7) nur nach Maßgabe der publizierten Gutachten der Bundeskammer der gewerblichen Wirtschaft sein, die besagen, dass diese Usancen "als Feststellung bestehender Handelsbräuche für den gesamten österreichischen Holzhandel anzusehen sind" (so das Gutachten vom 30. 6. 1981, RGp-Jdz 1156/81, zu 9 Cg 132/81 des LG Linz, enthalten in Folge 7 der vom Präsidenten des Handelsgerichtes Wien veröffentlichten Handelsbräuche in Österreich; idS auch das Vorwort zu den Österr Holzhandelsusancen, Wien 1985), also genau jene Einschränkung des Anwendungsbereichs vornehmen, von der auch das Berufungsgericht (aus welchen Argumenten auch immer) ausgegangen ist.
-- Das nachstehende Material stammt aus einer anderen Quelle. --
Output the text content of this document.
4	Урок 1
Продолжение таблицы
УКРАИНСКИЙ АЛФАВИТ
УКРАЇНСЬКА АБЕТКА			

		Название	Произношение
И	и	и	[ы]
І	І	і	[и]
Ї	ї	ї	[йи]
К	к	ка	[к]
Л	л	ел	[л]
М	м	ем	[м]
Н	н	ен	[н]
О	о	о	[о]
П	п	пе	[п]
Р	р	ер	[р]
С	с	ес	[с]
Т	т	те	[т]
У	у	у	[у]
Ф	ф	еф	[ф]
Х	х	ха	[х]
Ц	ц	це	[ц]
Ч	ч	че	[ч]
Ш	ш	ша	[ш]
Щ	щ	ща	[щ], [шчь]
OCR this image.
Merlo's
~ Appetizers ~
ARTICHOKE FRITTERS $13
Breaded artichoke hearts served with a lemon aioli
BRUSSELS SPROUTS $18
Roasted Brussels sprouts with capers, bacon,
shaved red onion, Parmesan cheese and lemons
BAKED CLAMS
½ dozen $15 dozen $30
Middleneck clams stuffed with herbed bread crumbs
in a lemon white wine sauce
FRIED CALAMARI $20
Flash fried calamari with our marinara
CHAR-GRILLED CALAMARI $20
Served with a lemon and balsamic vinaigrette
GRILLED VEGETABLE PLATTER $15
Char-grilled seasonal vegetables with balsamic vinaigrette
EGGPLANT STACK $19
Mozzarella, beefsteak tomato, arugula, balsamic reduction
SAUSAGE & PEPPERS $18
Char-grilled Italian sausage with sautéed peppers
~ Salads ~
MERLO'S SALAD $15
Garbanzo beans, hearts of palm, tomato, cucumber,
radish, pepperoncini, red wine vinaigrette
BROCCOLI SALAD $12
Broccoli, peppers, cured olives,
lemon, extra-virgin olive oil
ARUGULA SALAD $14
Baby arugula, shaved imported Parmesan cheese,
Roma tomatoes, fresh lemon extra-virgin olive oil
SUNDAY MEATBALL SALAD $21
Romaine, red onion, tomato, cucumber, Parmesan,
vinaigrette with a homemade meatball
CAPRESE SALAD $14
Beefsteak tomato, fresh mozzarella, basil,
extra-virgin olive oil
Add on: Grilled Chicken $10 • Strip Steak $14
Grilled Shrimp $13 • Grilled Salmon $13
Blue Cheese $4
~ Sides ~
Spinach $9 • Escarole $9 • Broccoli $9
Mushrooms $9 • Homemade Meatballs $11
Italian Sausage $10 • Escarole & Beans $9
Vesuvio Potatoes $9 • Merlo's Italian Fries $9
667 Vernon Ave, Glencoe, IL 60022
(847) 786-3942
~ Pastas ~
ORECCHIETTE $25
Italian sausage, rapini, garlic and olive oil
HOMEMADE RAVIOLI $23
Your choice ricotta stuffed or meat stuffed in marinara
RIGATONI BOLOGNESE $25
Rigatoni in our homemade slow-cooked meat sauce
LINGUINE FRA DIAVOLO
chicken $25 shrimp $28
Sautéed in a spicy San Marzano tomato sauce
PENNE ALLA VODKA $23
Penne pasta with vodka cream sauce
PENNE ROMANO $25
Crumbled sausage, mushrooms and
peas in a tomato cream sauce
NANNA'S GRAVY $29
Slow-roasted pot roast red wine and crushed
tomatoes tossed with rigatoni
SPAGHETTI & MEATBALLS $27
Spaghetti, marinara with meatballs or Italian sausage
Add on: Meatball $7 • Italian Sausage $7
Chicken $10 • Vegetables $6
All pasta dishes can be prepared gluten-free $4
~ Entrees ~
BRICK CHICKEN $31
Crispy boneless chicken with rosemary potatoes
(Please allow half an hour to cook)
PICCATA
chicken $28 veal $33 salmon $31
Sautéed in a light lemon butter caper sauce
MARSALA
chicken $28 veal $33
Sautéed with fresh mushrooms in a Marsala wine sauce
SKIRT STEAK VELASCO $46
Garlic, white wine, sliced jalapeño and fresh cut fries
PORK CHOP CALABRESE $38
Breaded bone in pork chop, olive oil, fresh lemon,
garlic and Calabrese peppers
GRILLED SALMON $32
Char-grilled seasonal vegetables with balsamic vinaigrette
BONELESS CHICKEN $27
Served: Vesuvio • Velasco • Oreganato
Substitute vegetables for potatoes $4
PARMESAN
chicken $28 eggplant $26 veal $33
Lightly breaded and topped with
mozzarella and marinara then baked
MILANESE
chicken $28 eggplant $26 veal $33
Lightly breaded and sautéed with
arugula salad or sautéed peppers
Damit bleibt es im hier zu beurteilenden Fall dabei, dass der Nachweis für die von der beklagten Partei behauptete Tatsache fehlt, die als Handelsbrauch für jede Art des Holzhandels festgestellte sofortige Rügepflicht (§ 27 ÖHHU) gelte auch für die als Werkvertrag zu qualifizierende Lohntrocknung von Holz. Es stellt sich in diesem Zusammenhang, wie das Berufungsgericht ausführte, tatsächlich nur

eine nicht revisible Tatfrage. Dass der Entscheidung 6 Ob 546/90 =

RdW 1990, 405 = JBl 1991, 116 Gegenteiliges zu entnehmen wäre, trifft

nicht zu; dass dort die ausdrücklich festgestellte Geltung der ÖHHU für alle Geschäfte in Holz aller Art "auch" auf den Holzlieferungsvertrag der damaligen Streitteile bezogen wurde, war eine lediglich den Anlassfall erledigende Subsumtion.